Shouldn't $\Delta E$ and $\Delta t$ be uncertainties and not minimum or average values ?
Best Answer
If we model particle decay as a Poisson process, then the probability density function for decay is an exponential distribution:
$$f(t;\lambda)=Ce^{-\lambda t},\text{where } t\in[0,\infty).$$
The normalization factor $C$ can be found by integrating over the time domain and requiring that the total probability be equal to $1$.
$$1=\int_0^{\infty}f(t;\lambda)\,dt=\int_0^{\infty}Ce^{-\lambda t}\,dt=\dfrac{C}{\lambda},$$
hence, $C=\lambda$.
The mean lifetime $\tau=\langle t\rangle$ under this distribution is
$$\langle t\rangle=\int_0^{\infty}t\,f(t;\lambda)\,dt=\int_0^{\infty}t\,\lambda e^{-\lambda t}\,dt=\frac{1}{\lambda},$$
so we can replace $\lambda$ with $\frac{1}{\tau}$ in our formulas.
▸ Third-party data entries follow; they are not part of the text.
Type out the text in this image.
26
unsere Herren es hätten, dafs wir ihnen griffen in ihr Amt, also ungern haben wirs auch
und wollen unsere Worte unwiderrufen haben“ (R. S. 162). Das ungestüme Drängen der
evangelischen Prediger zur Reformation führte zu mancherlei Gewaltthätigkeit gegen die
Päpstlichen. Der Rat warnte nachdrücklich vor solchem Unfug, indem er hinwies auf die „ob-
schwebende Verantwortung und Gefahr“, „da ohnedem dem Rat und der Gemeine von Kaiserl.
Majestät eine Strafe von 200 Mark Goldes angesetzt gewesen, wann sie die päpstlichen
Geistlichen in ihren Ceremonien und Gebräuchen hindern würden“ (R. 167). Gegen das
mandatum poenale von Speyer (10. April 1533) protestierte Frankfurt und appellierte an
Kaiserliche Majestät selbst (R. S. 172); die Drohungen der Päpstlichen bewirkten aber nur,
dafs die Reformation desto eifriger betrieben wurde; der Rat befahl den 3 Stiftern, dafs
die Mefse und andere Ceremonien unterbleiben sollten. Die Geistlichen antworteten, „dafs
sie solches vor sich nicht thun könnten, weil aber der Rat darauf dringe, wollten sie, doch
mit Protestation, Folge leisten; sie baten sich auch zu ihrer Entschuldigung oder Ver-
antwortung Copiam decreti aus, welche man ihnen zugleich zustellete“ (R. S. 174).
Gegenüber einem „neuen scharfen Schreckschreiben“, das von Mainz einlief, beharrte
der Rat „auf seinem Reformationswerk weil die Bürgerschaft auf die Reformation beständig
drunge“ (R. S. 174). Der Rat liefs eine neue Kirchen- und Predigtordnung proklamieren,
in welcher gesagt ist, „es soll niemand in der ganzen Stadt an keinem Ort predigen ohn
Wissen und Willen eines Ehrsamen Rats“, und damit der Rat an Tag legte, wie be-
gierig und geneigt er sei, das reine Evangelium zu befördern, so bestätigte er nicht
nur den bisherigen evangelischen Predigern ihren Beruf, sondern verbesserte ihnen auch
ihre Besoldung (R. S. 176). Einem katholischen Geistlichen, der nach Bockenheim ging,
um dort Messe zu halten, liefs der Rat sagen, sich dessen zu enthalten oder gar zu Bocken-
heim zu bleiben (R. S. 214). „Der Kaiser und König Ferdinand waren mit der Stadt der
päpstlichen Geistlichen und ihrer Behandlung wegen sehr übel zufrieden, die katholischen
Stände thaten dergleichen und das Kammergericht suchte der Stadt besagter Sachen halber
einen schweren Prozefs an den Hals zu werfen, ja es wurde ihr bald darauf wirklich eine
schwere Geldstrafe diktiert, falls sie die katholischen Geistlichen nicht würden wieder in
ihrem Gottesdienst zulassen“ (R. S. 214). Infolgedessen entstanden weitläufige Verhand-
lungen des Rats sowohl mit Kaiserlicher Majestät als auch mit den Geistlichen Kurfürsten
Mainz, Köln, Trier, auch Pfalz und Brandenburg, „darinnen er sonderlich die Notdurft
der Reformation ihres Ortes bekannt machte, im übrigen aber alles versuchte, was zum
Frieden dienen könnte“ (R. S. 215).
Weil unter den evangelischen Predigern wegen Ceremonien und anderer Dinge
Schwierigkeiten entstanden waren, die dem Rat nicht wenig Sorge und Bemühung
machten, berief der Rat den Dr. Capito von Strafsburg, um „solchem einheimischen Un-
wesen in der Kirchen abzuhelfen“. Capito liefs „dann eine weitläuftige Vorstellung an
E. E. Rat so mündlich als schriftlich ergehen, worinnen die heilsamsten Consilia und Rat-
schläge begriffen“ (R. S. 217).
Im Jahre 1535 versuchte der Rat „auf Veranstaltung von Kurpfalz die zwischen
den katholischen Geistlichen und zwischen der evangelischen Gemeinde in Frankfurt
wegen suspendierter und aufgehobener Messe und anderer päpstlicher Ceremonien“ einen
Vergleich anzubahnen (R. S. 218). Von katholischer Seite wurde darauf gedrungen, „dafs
Then you can verify that the second moment of distribution is
$$\langle t^2\rangle=\int_0^{\infty}t^2\,f(t;\tau^{-1})\,dt=2\tau^2,$$
and so standard deviation is:
$$\left(\Delta t\right)^2=\langle t^2\rangle-\langle t\rangle^2=2\tau^2-\tau^2=\tau^2\\ \implies\Delta t=\tau.$$
As for the energy uncertainty, if the energy radiated by the decay is some value $E$, then energy that has been released from decay at time $t$ is either zero (if the decay hasn't happened yet) or $E$ (if the decay has already happened). So the spread of possible values is just $E$. If I ask you to guess a number between 0 and 100, you probably won't guess right but you will at least have a maximum uncertainty to within 100. So it's not unreasonable in this case to estimate the minimum uncertainty of energy here as simply the minimum energy itself. It'll least give the correct order of magnitude.